Direi che aiuta perché l’agilità e l’esperienza vocale ti permette di avere più “argomenti” melodicamente parlando. Penso agli Stati Uniti; autrici di successo come Diane Warren, Carole King o Linda Perry hanno voci stupende.
Come nascono i tuoi brani?
Dai testi. Scrivo dappertutto. Accumulo idee su idee già in metrica e con il titolo. Poi vado nel mio studio e mi diverto a suonare ogni strumento finché non catturo un’atmosfera che mi emozioni.

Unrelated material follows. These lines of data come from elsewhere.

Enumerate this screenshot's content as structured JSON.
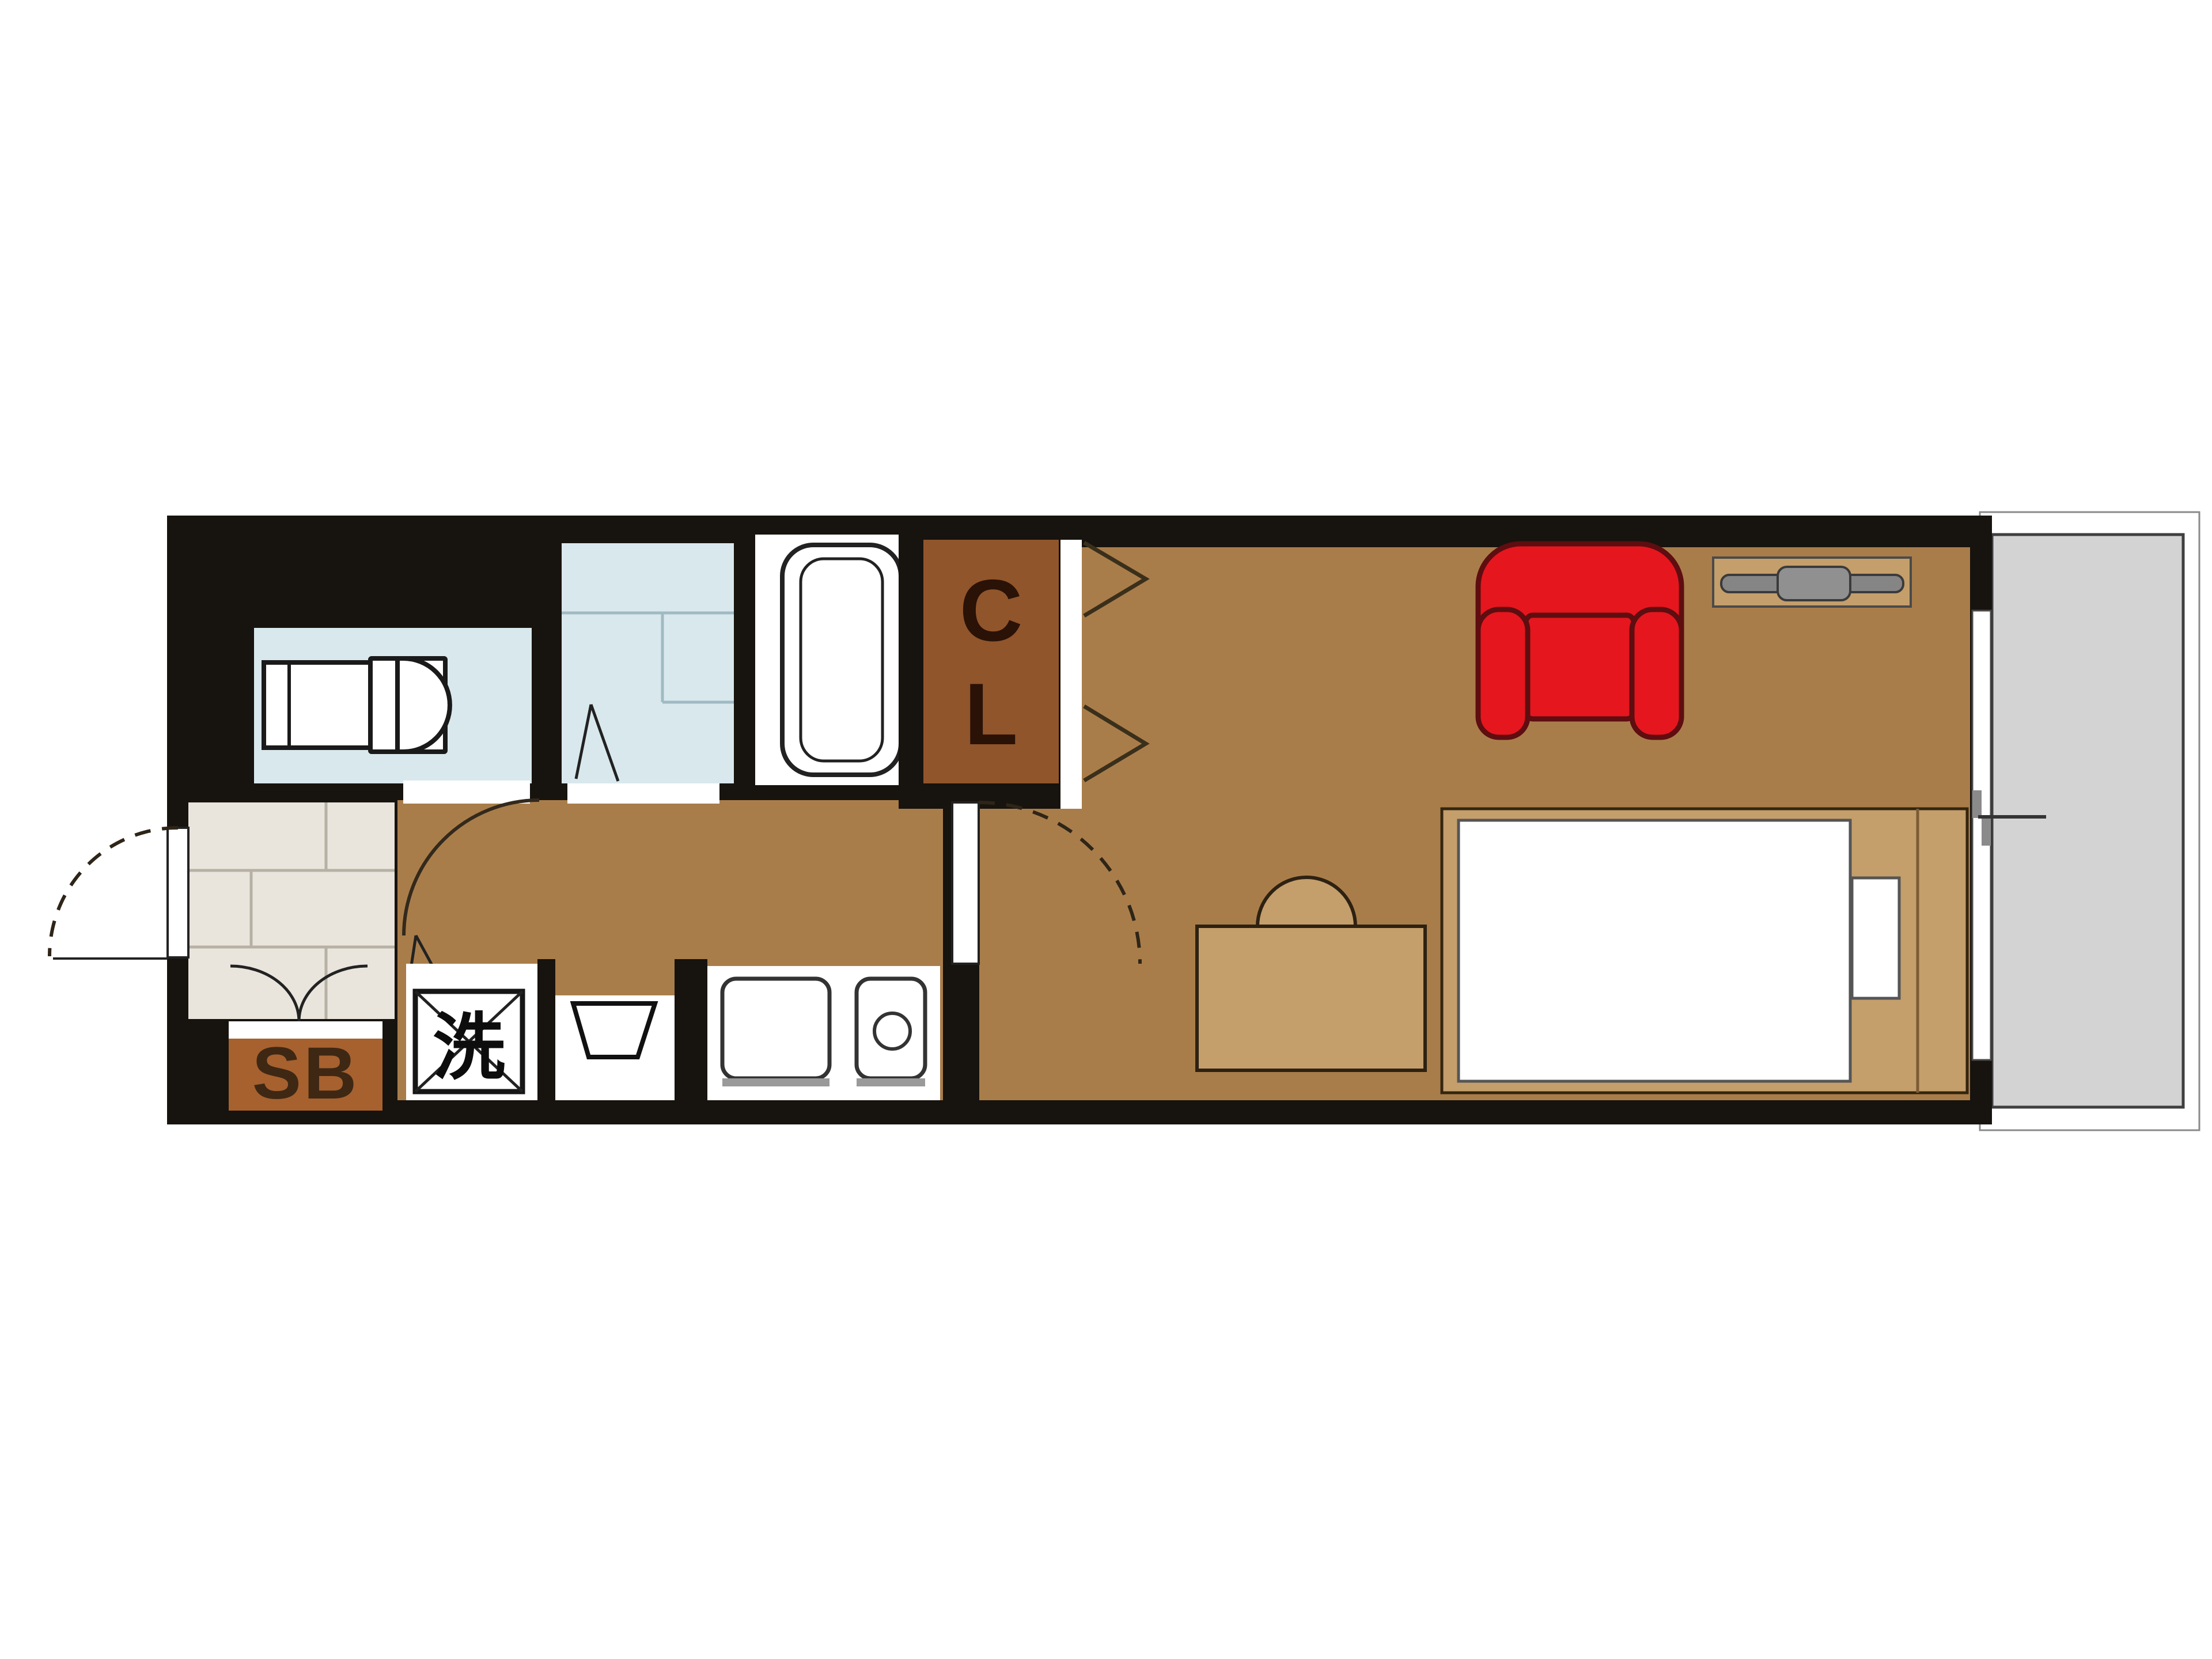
{
  "plan": {
    "labels": {
      "closet": "CL",
      "laundry": "洗",
      "shoe_box": "SB"
    },
    "colors": {
      "wall": "#17130E",
      "living_floor": "#A97D4A",
      "wet_floor": "#D9E8ED",
      "tile_floor": "#E9E5DC",
      "closet_floor": "#91552B",
      "shoe_box": "#A6612F",
      "balcony_floor": "#D3D3D3",
      "sofa": "#E6161E",
      "furniture_wood": "#C49E6B",
      "fixture_white": "#FFFFFF",
      "tv_gray": "#858585"
    }
  }
}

Allora spesso, per magia, so già con quale testo voglio cimentarmi per far diventare un’idea una canzone, tagliando, cucendo come farebbe un chirurgo dell’emozione.
Che ricordi hai della tua esperienza a X Factor 2008? Cosa ti ha dato e cosa ti ha tolto?
Mi ha regalato popolarità nazionale e il passaporto per fare del mio sogno una professione.
All’inizio ero convinto di andare a cantare i miei brani e solo dopo ho scoperto che avrei dovuto cantare delle cover.
Guardando le ultime edizioni, quali sono le differenze che ritrovi rispetto a quella che ti ha visto protagonista?
Io andai a 31 anni compiuti; era la prima edizione, su Rai2, 10 anni fa. Era tutto nuovo e misterioso. Non conoscevamo alcun meccanismo al quale riferirci. Fummo pionieri in un certo senso. Come ti dicevo ero convinto di potermi cimentare con i miei brani. In palio c’era un contratto Sony (che poi rifiutai, pur arrivando terzo, perché mi proposero un Ep di cover).
Cosa rappresenta per te Il tuo ultimo album “Leonesse”? Come mai la scelta di pubblicare un live?
Perché sono un musicista che suona, vive e suda ogni parola e nota che scrive. Vengo dalla periferia, da una strada lunghissima che adesso è solo mia. I concerti sono diventati dei momenti che per me hanno qualcosa di sacro nell’incontro con il pubblico. Molto ho imparato dal tour che ho fatto negli Stati Uniti. Suonare a New York è stato illuminante.
Quali sono le sensazioni che vuoi rimangano dopo l’ascolto di questo concerto?
Vorrei che l’ascoltatore pensasse questo: “la prossima volta che suona ci devo essere anch’io”.
L’inclusione, la sensazione che chi sta di fronte al microfono abbia dato tutto.
Questo nuovo progetto a chi è dedicato?
Lo vivo come un battesimo del fuoco, per me e per la mia band: Michele Aloisi, Fabrizio Barale, Fabio Biale, Marco Cravero, Giuseppe Galgani, Matteo Garbarini e Gianka Gilardi. Quello che sentite è un disco di amici veri che nutrono passione, impegno, dedizione e lo portano sull’altare della musica.
Che percorso ha fatto Emanuele per diventare l’autore di oggi?
1800 canzoni, 3/4 delle quali brutte ma tutte scritte con un significato. Siamo qui per troppo poco tempo per giocare a non dire niente di ciò che siamo davvero.